Overall, this complex combination of factors is used to assign a child to a particular risk group. But doctors aren’t yet able to predict who can be cured. Too little treatment for patients in this group and the cancer could come back, while too much treatment risks serious life-long side effects.
So what can be done?
A collective effort
Neuroblastoma is a complex, highly variable cancer, responsible for around 15 per cent of all childhood cancer deaths.
And researchers have a lot of work to do to bring survival up in line with other childhood cancers.

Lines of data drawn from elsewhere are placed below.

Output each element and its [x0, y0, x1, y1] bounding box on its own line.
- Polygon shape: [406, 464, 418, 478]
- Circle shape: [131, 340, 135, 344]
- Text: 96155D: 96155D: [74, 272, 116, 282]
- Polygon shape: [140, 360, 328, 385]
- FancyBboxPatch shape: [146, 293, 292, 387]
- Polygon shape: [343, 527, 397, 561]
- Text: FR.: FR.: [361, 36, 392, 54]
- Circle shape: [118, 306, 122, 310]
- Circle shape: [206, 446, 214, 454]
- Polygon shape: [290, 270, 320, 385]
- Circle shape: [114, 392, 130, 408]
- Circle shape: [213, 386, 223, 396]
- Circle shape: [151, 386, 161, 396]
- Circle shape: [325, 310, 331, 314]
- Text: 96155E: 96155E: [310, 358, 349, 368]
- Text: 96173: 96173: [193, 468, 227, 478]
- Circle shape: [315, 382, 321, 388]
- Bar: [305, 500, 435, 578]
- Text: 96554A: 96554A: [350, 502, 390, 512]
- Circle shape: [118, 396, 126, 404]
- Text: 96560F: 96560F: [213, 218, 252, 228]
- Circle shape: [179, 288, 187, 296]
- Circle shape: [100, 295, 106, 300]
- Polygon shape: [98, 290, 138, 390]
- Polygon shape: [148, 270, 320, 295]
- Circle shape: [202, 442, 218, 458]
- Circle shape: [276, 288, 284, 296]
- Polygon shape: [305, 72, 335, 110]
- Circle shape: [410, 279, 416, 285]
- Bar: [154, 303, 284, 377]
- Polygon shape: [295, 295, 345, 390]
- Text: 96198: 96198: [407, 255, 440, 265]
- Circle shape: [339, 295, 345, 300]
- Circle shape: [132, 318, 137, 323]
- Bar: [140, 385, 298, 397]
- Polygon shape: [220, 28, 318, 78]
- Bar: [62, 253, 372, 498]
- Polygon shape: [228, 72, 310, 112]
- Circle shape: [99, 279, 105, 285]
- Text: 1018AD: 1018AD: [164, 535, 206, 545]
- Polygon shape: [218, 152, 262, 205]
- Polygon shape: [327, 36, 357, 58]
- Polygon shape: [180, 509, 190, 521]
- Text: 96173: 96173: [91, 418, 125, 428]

But as scientists understand what is going on ‘beneath the hood’ of the disease, more treatment options are becoming available and clinicians can be more targeted in their approach.
Studies such as the one published this week highlight how patients with relapsed neuroblastoma are being managed today, providing a baseline for which new therapies can be measured.
“I often think of parents of children with cancer sitting in the wards waiting while their children are having treatment,” says Professor Tweddle.
“Many of these will have leukaemia, where survival is close to 90 per cent. And the parents of neuroblastoma patients will rightfully be wondering why the outlook for their children’s cancer seem so far behind.
“The truth is we are getting there. Scientists around the world are combining their knowledge of the disease to unpick which patient’s tumours have weakness we can exploit.”
And the good news is that new therapies are being tested in the lab and in early phase clinical trials.
And new treatments that harness the power of the immune system, target the specific genetic faults driving the disease, or more effective combinations of treatments are all being investigated by researchers.
Finding out which are the most effective and against which types of neuroblastoma is the task ahead.
But with more research and faster, more accurate diagnostics, doctors will be better placed to give the right treatments to the right patients when they need it most.